All semester I had heard Dr. Zamora mention this term Digital Humanities but I really didn't understand what it meant. So I was very pleased to have the opportunity to learn more about it through these works. Initially, my first takeaway from the Kirschenbaum article was this visual image of humans in the digital world.
As a middle school english teacher it never dawned on me that digital humanities was not welcomed in an English classroom. I welcome the opportunities to bring my class into the world. But I can see how some areas of academia would be hesitant to accept this. Even though Digital Humanities was shaping up to the be next big thing. There were about five points laid out as reasons why there is resistance to this movement.
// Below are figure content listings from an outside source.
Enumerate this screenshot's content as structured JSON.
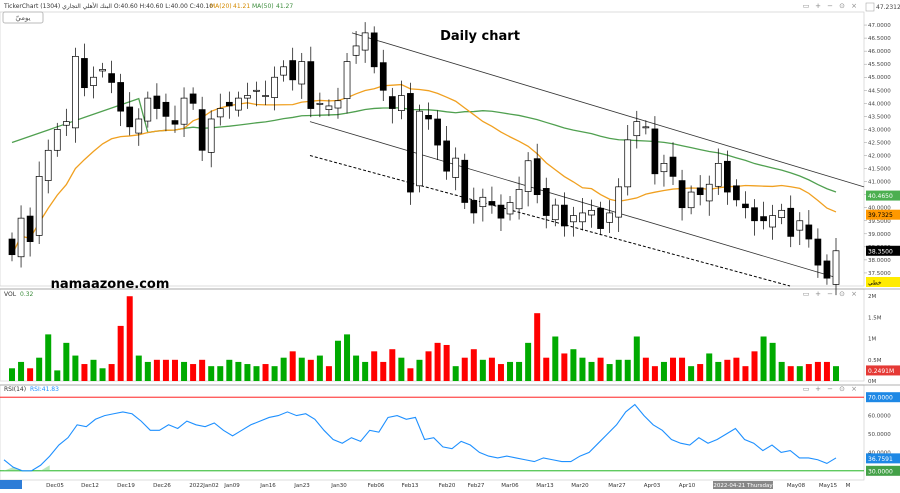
{
  "header": {
    "symbol_line": "TickerChart البنك الأهلي التجاري (1304) O:40.60 H:40.60 L:40.00 C:40.10",
    "ma20_label": "MA(20)",
    "ma20_value": "41.21",
    "ma50_label": "MA(50)",
    "ma50_value": "41.27",
    "badge": "يوميّ"
  },
  "annotation_title": "Daily chart",
  "watermark": "namaazone.com",
  "colors": {
    "up": "#00aa00",
    "down": "#ff0000",
    "ma20": "#f0a020",
    "ma50": "#50a050",
    "rsi": "#1e90ff",
    "rsi_top": "#ff0000",
    "rsi_bottom": "#00aa00",
    "tag_ma50": "#4caf50",
    "tag_ma20": "#ff9800",
    "tag_price": "#000000",
    "tag_volume": "#e53935",
    "tag_rsi": "#1e88e5",
    "tag_rsi30": "#43a047",
    "tag_yellow": "#ffeb00"
  },
  "chart_data": [
    {
      "type": "candlestick",
      "title": "Daily chart",
      "ylim": [
        37.0,
        47.5
      ],
      "y_ticks": [
        "37.5000",
        "38.0000",
        "38.5000",
        "39.0000",
        "39.5000",
        "40.0000",
        "40.5000",
        "41.0000",
        "41.5000",
        "42.0000",
        "42.5000",
        "43.0000",
        "43.5000",
        "44.0000",
        "44.5000",
        "45.0000",
        "45.5000",
        "46.0000",
        "46.5000",
        "47.0000"
      ],
      "top_price_label": "47.2312",
      "x_labels": [
        "Dec05",
        "Dec12",
        "Dec19",
        "Dec26",
        "2022Jan02",
        "Jan09",
        "Jan16",
        "Jan23",
        "Jan30",
        "Feb06",
        "Feb13",
        "Feb20",
        "Feb27",
        "Mar06",
        "Mar13",
        "Mar20",
        "Mar27",
        "Apr03",
        "Apr10",
        "2022-04-21 Thursday",
        "May08",
        "May15",
        "M"
      ],
      "price_tags": {
        "ma50": "40.4650",
        "ma20": "39.7325",
        "last_price": "38.3500",
        "yellow_tag": "خطي"
      },
      "closes": [
        38.2,
        39.6,
        38.7,
        41.2,
        42.2,
        43.0,
        43.3,
        45.8,
        44.6,
        45.0,
        45.3,
        44.8,
        43.7,
        43.1,
        43.4,
        44.2,
        43.8,
        43.5,
        43.2,
        44.2,
        44.0,
        42.2,
        43.4,
        43.8,
        43.9,
        44.2,
        44.3,
        44.5,
        44.3,
        45.0,
        45.4,
        44.9,
        45.6,
        43.8,
        44.0,
        43.9,
        44.1,
        45.6,
        46.2,
        46.7,
        45.4,
        44.5,
        43.8,
        44.3,
        40.6,
        43.7,
        43.4,
        42.4,
        41.4,
        41.9,
        40.2,
        39.8,
        40.4,
        40.1,
        39.6,
        40.2,
        40.7,
        41.8,
        40.5,
        39.7,
        40.1,
        39.3,
        39.7,
        39.8,
        39.9,
        39.2,
        39.8,
        40.8,
        42.6,
        43.3,
        43.1,
        41.3,
        41.7,
        41.2,
        40.0,
        40.6,
        40.5,
        40.9,
        41.7,
        40.6,
        40.3,
        40.0,
        39.5,
        39.5,
        39.7,
        39.9,
        38.9,
        39.5,
        38.8,
        37.8,
        37.3,
        38.35
      ],
      "volume": {
        "label": "VOL",
        "value": "0.32",
        "y_ticks": [
          "2M",
          "1.5M",
          "1M",
          "0.5M",
          "0M"
        ],
        "tag": "0.2491M",
        "ylim_millions": [
          0,
          2.1
        ],
        "values_millions": [
          0.3,
          0.45,
          0.3,
          0.55,
          1.1,
          0.25,
          0.9,
          0.6,
          0.4,
          0.5,
          0.3,
          0.4,
          1.3,
          2.0,
          0.6,
          0.45,
          0.5,
          0.5,
          0.5,
          0.45,
          0.4,
          0.5,
          0.35,
          0.35,
          0.5,
          0.45,
          0.4,
          0.35,
          0.4,
          0.35,
          0.55,
          0.7,
          0.55,
          0.5,
          0.6,
          0.35,
          0.95,
          1.1,
          0.6,
          0.45,
          0.7,
          0.45,
          0.75,
          0.55,
          0.3,
          0.5,
          0.7,
          0.9,
          0.85,
          0.35,
          0.55,
          0.75,
          0.5,
          0.55,
          0.4,
          0.45,
          0.45,
          0.9,
          1.6,
          0.55,
          1.05,
          0.65,
          0.75,
          0.55,
          0.45,
          0.55,
          0.4,
          0.5,
          0.5,
          1.05,
          0.55,
          0.35,
          0.45,
          0.55,
          0.55,
          0.35,
          0.4,
          0.65,
          0.45,
          0.5,
          0.55,
          0.35,
          0.7,
          1.05,
          0.9,
          0.45,
          0.35,
          0.35,
          0.4,
          0.45,
          0.45,
          0.35
        ]
      },
      "rsi": {
        "label": "RSI(14)",
        "value": "RSI:41.83",
        "y_ticks": [
          "70.0000",
          "60.0000",
          "50.0000",
          "40.0000"
        ],
        "tag": "36.7591",
        "level_30": "30.0000",
        "ylim": [
          25,
          75
        ],
        "values": [
          36,
          32,
          30,
          30,
          33,
          38,
          44,
          48,
          55,
          54,
          58,
          60,
          61,
          62,
          61,
          57,
          52,
          52,
          55,
          53,
          57,
          55,
          54,
          56,
          52,
          49,
          52,
          55,
          57,
          59,
          60,
          62,
          60,
          61,
          58,
          52,
          47,
          45,
          48,
          46,
          52,
          51,
          59,
          60,
          58,
          59,
          47,
          48,
          43,
          42,
          46,
          44,
          40,
          38,
          37,
          38,
          37,
          36,
          35,
          37,
          36,
          35,
          35,
          38,
          40,
          45,
          50,
          55,
          62,
          66,
          60,
          55,
          52,
          47,
          45,
          44,
          48,
          45,
          47,
          50,
          53,
          47,
          45,
          41,
          44,
          40,
          41,
          37,
          37,
          36,
          34,
          37
        ]
      }
    }
  ]
}
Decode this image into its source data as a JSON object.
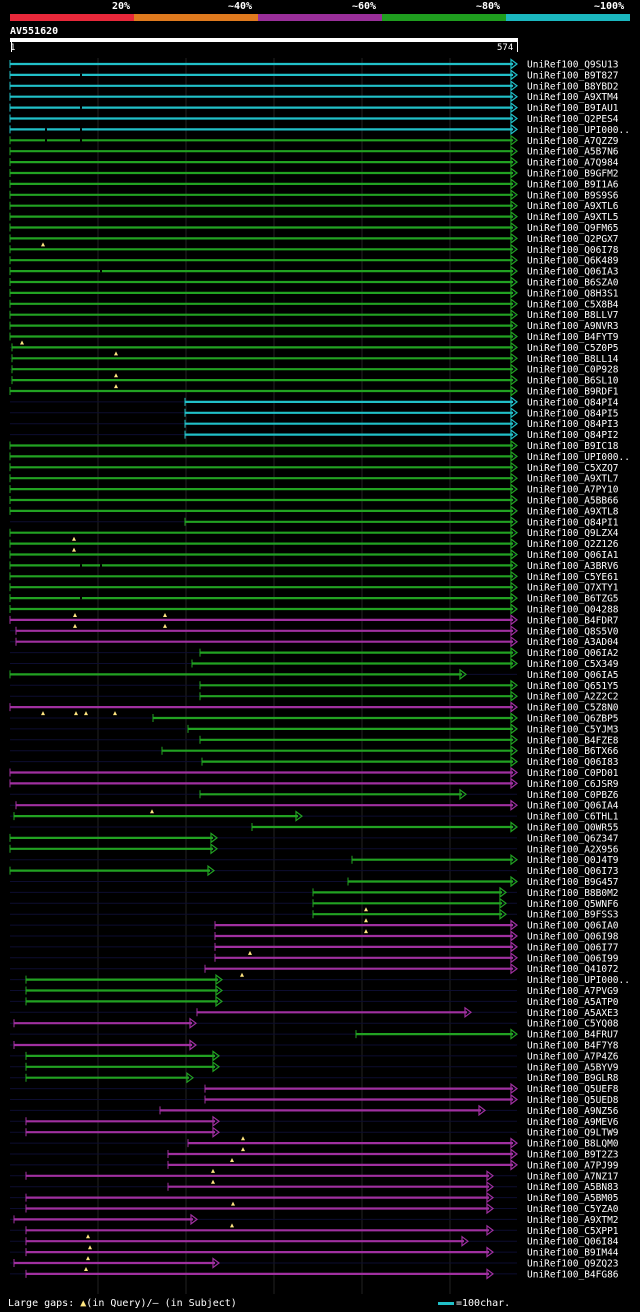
{
  "legend": {
    "labels": [
      "20%",
      "~40%",
      "~60%",
      "~80%",
      "~100%"
    ],
    "colors": [
      "#e8283a",
      "#e07a1e",
      "#9a2f9a",
      "#1f9e1f",
      "#1bb8c0"
    ]
  },
  "query": {
    "name": "AV551620",
    "start": "1",
    "end": "574"
  },
  "colors": {
    "cyan": "#21c0c8",
    "green": "#22a222",
    "magenta": "#a030a0",
    "background": "#000000",
    "gap_marker": "#ffe680"
  },
  "hits": [
    "UniRef100_Q9SU13",
    "UniRef100_B9T827",
    "UniRef100_B8YBD2",
    "UniRef100_A9XTM4",
    "UniRef100_B9IAU1",
    "UniRef100_Q2PES4",
    "UniRef100_UPI000..",
    "UniRef100_A7QZZ9",
    "UniRef100_A5B7N6",
    "UniRef100_A7Q984",
    "UniRef100_B9GFM2",
    "UniRef100_B9I1A6",
    "UniRef100_B9S9S6",
    "UniRef100_A9XTL6",
    "UniRef100_A9XTL5",
    "UniRef100_Q9FM65",
    "UniRef100_Q2PGX7",
    "UniRef100_Q06I78",
    "UniRef100_Q6K489",
    "UniRef100_Q06IA3",
    "UniRef100_B6SZA0",
    "UniRef100_Q8H3S1",
    "UniRef100_C5X8B4",
    "UniRef100_B8LLV7",
    "UniRef100_A9NVR3",
    "UniRef100_B4FYT9",
    "UniRef100_C5Z0P5",
    "UniRef100_B8LL14",
    "UniRef100_C0P928",
    "UniRef100_B6SL10",
    "UniRef100_B9RDF1",
    "UniRef100_Q84PI4",
    "UniRef100_Q84PI5",
    "UniRef100_Q84PI3",
    "UniRef100_Q84PI2",
    "UniRef100_B9IC18",
    "UniRef100_UPI000..",
    "UniRef100_C5XZQ7",
    "UniRef100_A9XTL7",
    "UniRef100_A7PY10",
    "UniRef100_A5BB66",
    "UniRef100_A9XTL8",
    "UniRef100_Q84PI1",
    "UniRef100_Q9LZX4",
    "UniRef100_Q2Z126",
    "UniRef100_Q06IA1",
    "UniRef100_A3BRV6",
    "UniRef100_C5YE61",
    "UniRef100_Q7XTY1",
    "UniRef100_B6TZG5",
    "UniRef100_Q04288",
    "UniRef100_B4FDR7",
    "UniRef100_Q8S5V0",
    "UniRef100_A3AD04",
    "UniRef100_Q06IA2",
    "UniRef100_C5X349",
    "UniRef100_Q06IA5",
    "UniRef100_Q651Y5",
    "UniRef100_A2Z2C2",
    "UniRef100_C5Z8N0",
    "UniRef100_Q6ZBP5",
    "UniRef100_C5YJM3",
    "UniRef100_B4FZE8",
    "UniRef100_B6TX66",
    "UniRef100_Q06I83",
    "UniRef100_C0PD01",
    "UniRef100_C6JSR9",
    "UniRef100_C0PBZ6",
    "UniRef100_Q06IA4",
    "UniRef100_C6THL1",
    "UniRef100_Q0WR55",
    "UniRef100_Q6Z347",
    "UniRef100_A2X956",
    "UniRef100_Q0J4T9",
    "UniRef100_Q06I73",
    "UniRef100_B9G457",
    "UniRef100_B8B0M2",
    "UniRef100_Q5WNF6",
    "UniRef100_B9FSS3",
    "UniRef100_Q06IA0",
    "UniRef100_Q06I98",
    "UniRef100_Q06I77",
    "UniRef100_Q06I99",
    "UniRef100_Q41072",
    "UniRef100_UPI000..",
    "UniRef100_A7PVG9",
    "UniRef100_A5ATP0",
    "UniRef100_A5AXE3",
    "UniRef100_C5YQ08",
    "UniRef100_B4FRU7",
    "UniRef100_B4F7Y8",
    "UniRef100_A7P4Z6",
    "UniRef100_A5BYV9",
    "UniRef100_B9GLR8",
    "UniRef100_Q5UEF8",
    "UniRef100_Q5UED8",
    "UniRef100_A9NZ56",
    "UniRef100_A9MEV6",
    "UniRef100_Q9LTW9",
    "UniRef100_B8LQM0",
    "UniRef100_B9T2Z3",
    "UniRef100_A7PJ99",
    "UniRef100_A7NZ17",
    "UniRef100_A5BN83",
    "UniRef100_A5BM05",
    "UniRef100_C5YZA0",
    "UniRef100_A9XTM2",
    "UniRef100_C5XPP1",
    "UniRef100_Q06I84",
    "UniRef100_B9IM44",
    "UniRef100_Q9ZQ23",
    "UniRef100_B4FG86"
  ],
  "footer": {
    "gaps_prefix": "Large gaps:",
    "gaps_query": "(in Query)/",
    "gaps_subject": "– (in Subject)",
    "scale_label": "=100char."
  }
}
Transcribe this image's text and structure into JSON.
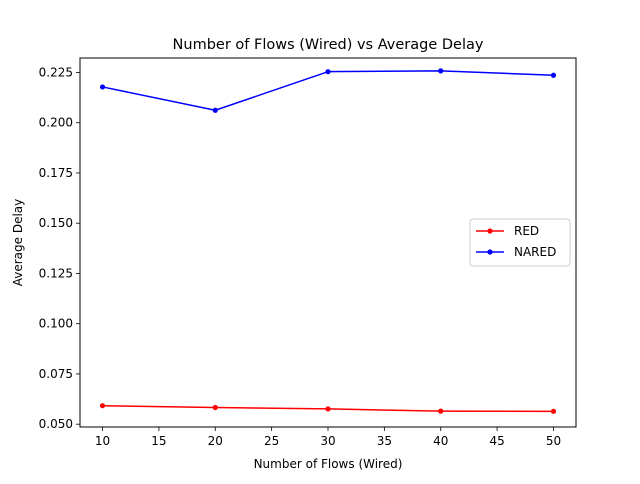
{
  "chart_data": {
    "type": "line",
    "title": "Number of Flows (Wired)  vs Average Delay",
    "xlabel": "Number of Flows (Wired)",
    "ylabel": "Average Delay",
    "x": [
      10,
      20,
      30,
      40,
      50
    ],
    "xlim": [
      8,
      52
    ],
    "ylim": [
      0.0486,
      0.2322
    ],
    "xticks": [
      "10",
      "15",
      "20",
      "25",
      "30",
      "35",
      "40",
      "45",
      "50"
    ],
    "yticks": [
      "0.050",
      "0.075",
      "0.100",
      "0.125",
      "0.150",
      "0.175",
      "0.200",
      "0.225"
    ],
    "series": [
      {
        "name": "RED",
        "color": "#ff0000",
        "marker": "dot",
        "values": [
          0.0592,
          0.0583,
          0.0576,
          0.0565,
          0.0564
        ]
      },
      {
        "name": "NARED",
        "color": "#0000ff",
        "marker": "dot",
        "values": [
          0.2178,
          0.2062,
          0.2254,
          0.2258,
          0.2236
        ]
      }
    ],
    "grid": false,
    "legend": "center-right"
  }
}
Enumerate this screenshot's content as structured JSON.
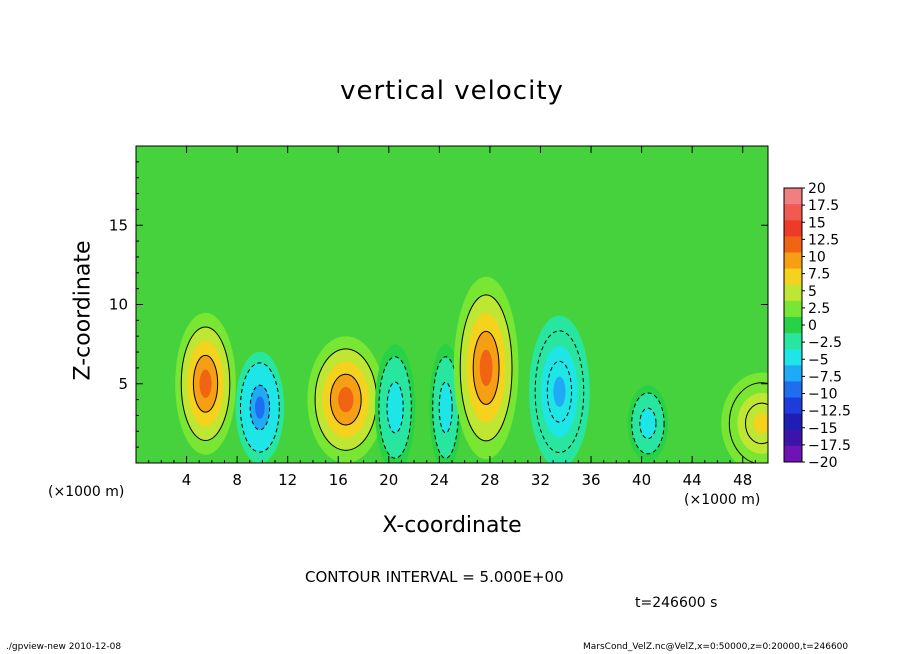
{
  "chart_data": {
    "type": "heatmap",
    "title": "vertical velocity",
    "xlabel": "X-coordinate",
    "ylabel": "Z-coordinate",
    "x_unit": "(×1000 m)",
    "y_unit": "(×1000 m)",
    "xlim": [
      0,
      50
    ],
    "ylim": [
      0,
      20
    ],
    "x_ticks": [
      "4",
      "8",
      "12",
      "16",
      "20",
      "24",
      "28",
      "32",
      "36",
      "40",
      "44",
      "48"
    ],
    "x_tick_values": [
      4,
      8,
      12,
      16,
      20,
      24,
      28,
      32,
      36,
      40,
      44,
      48
    ],
    "y_ticks": [
      "5",
      "10",
      "15"
    ],
    "y_tick_values": [
      5,
      10,
      15
    ],
    "contour_interval_text": "CONTOUR INTERVAL = 5.000E+00",
    "time_text": "t=246600 s",
    "colorbar": {
      "labels": [
        "20",
        "17.5",
        "15",
        "12.5",
        "10",
        "7.5",
        "5",
        "2.5",
        "0",
        "−2.5",
        "−5",
        "−7.5",
        "−10",
        "−12.5",
        "−15",
        "−17.5",
        "−20"
      ],
      "colors": [
        "#f08080",
        "#f05a50",
        "#ee3a28",
        "#f06414",
        "#f5a014",
        "#f5d21e",
        "#bee632",
        "#78e632",
        "#28d246",
        "#28e6a0",
        "#1ee6e6",
        "#1eaaf5",
        "#1e6ef0",
        "#1e3cdc",
        "#1e1eb4",
        "#3c14aa",
        "#6e14b4"
      ]
    },
    "features": [
      {
        "kind": "updraft",
        "x": 5.5,
        "z": 5.0,
        "peak": 12,
        "sx": 1.5,
        "sz": 2.8
      },
      {
        "kind": "downdraft",
        "x": 9.8,
        "z": 3.5,
        "peak": -10,
        "sx": 1.2,
        "sz": 2.2
      },
      {
        "kind": "updraft",
        "x": 16.6,
        "z": 4.0,
        "peak": 12,
        "sx": 1.9,
        "sz": 2.5
      },
      {
        "kind": "downdraft",
        "x": 20.5,
        "z": 3.5,
        "peak": -5,
        "sx": 1.0,
        "sz": 2.5
      },
      {
        "kind": "downdraft",
        "x": 24.5,
        "z": 3.5,
        "peak": -5,
        "sx": 0.8,
        "sz": 2.5
      },
      {
        "kind": "updraft",
        "x": 27.7,
        "z": 6.0,
        "peak": 12,
        "sx": 1.6,
        "sz": 3.6
      },
      {
        "kind": "downdraft",
        "x": 33.5,
        "z": 4.5,
        "peak": -7.5,
        "sx": 1.5,
        "sz": 3.0
      },
      {
        "kind": "downdraft",
        "x": 40.5,
        "z": 2.5,
        "peak": -5,
        "sx": 1.0,
        "sz": 1.5
      },
      {
        "kind": "updraft",
        "x": 49.5,
        "z": 2.5,
        "peak": 7.5,
        "sx": 2.0,
        "sz": 2.0
      }
    ]
  },
  "footer": {
    "left": "./gpview-new  2010-12-08",
    "right": "MarsCond_VelZ.nc@VelZ,x=0:50000,z=0:20000,t=246600"
  }
}
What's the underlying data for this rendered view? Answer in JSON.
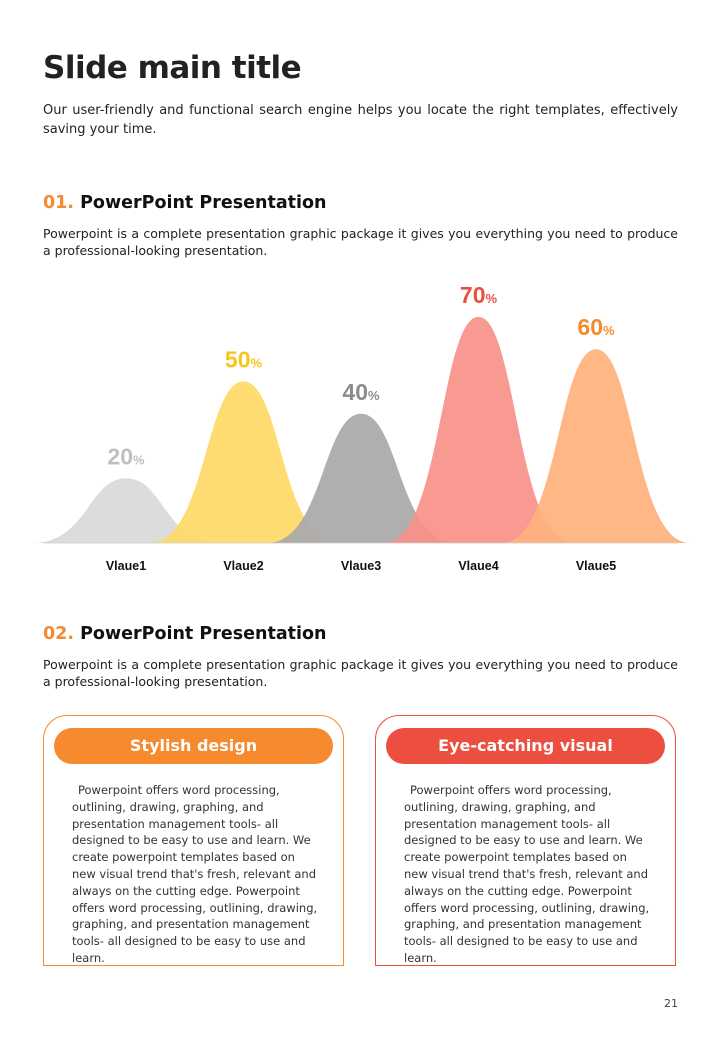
{
  "page": {
    "title": "Slide main title",
    "intro": "Our user-friendly and functional search engine helps you locate the right templates, effectively saving your time.",
    "page_number": "21"
  },
  "section1": {
    "number": "01.",
    "heading": "PowerPoint Presentation",
    "description": "Powerpoint is a complete presentation graphic package it gives you everything you need to produce a professional-looking presentation."
  },
  "section2": {
    "number": "02.",
    "heading": "PowerPoint Presentation",
    "description": "Powerpoint is a complete presentation graphic package it gives you everything you need to produce a professional-looking presentation."
  },
  "chart_data": {
    "type": "area",
    "categories": [
      "Vlaue1",
      "Vlaue2",
      "Vlaue3",
      "Vlaue4",
      "Vlaue5"
    ],
    "values": [
      20,
      50,
      40,
      70,
      60
    ],
    "unit": "%",
    "colors": [
      "#d9d9d9",
      "#ffd966",
      "#a9a9a9",
      "#f8918a",
      "#ffb27d"
    ],
    "label_colors": [
      "#bfbfbf",
      "#f5c518",
      "#8c8c8c",
      "#ec4f3f",
      "#f58a2f"
    ]
  },
  "cards": [
    {
      "title": "Stylish design",
      "text": "Powerpoint offers word processing, outlining, drawing, graphing, and presentation management tools- all designed to be easy to use and learn. We create powerpoint templates based on new visual trend that's fresh, relevant and always on the cutting edge. Powerpoint offers word processing, outlining, drawing, graphing, and presentation management tools- all designed to be easy to use and learn.",
      "color": "#f58a2f"
    },
    {
      "title": "Eye-catching visual",
      "text": "Powerpoint offers word processing, outlining, drawing, graphing, and presentation management tools- all designed to be easy to use and learn. We create powerpoint templates based on new visual trend that's fresh, relevant and always on the cutting edge. Powerpoint offers word processing, outlining, drawing, graphing, and presentation management tools- all designed to be easy to use and learn.",
      "color": "#ec4f3f"
    }
  ]
}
There is no denying that , "...the digital humanities is about a scholarship and a pedagogy that are collaborative and spend on networks of people and that live in an active life online." (Kirschenbaum 60) We no longer live life and/or learn in isolation. We are connected learners. I lived this first hand in my Networked Narratives class. One of my professors was not physically in the class yet we have had active meaningful and academic discussion via online networks such as Twitter, Hypothesis, Blogs etc.
Kirschenbaum ended is article by asking this question, "Isn't that something you want in your English department?"I found myself answering with an unequivocal yes.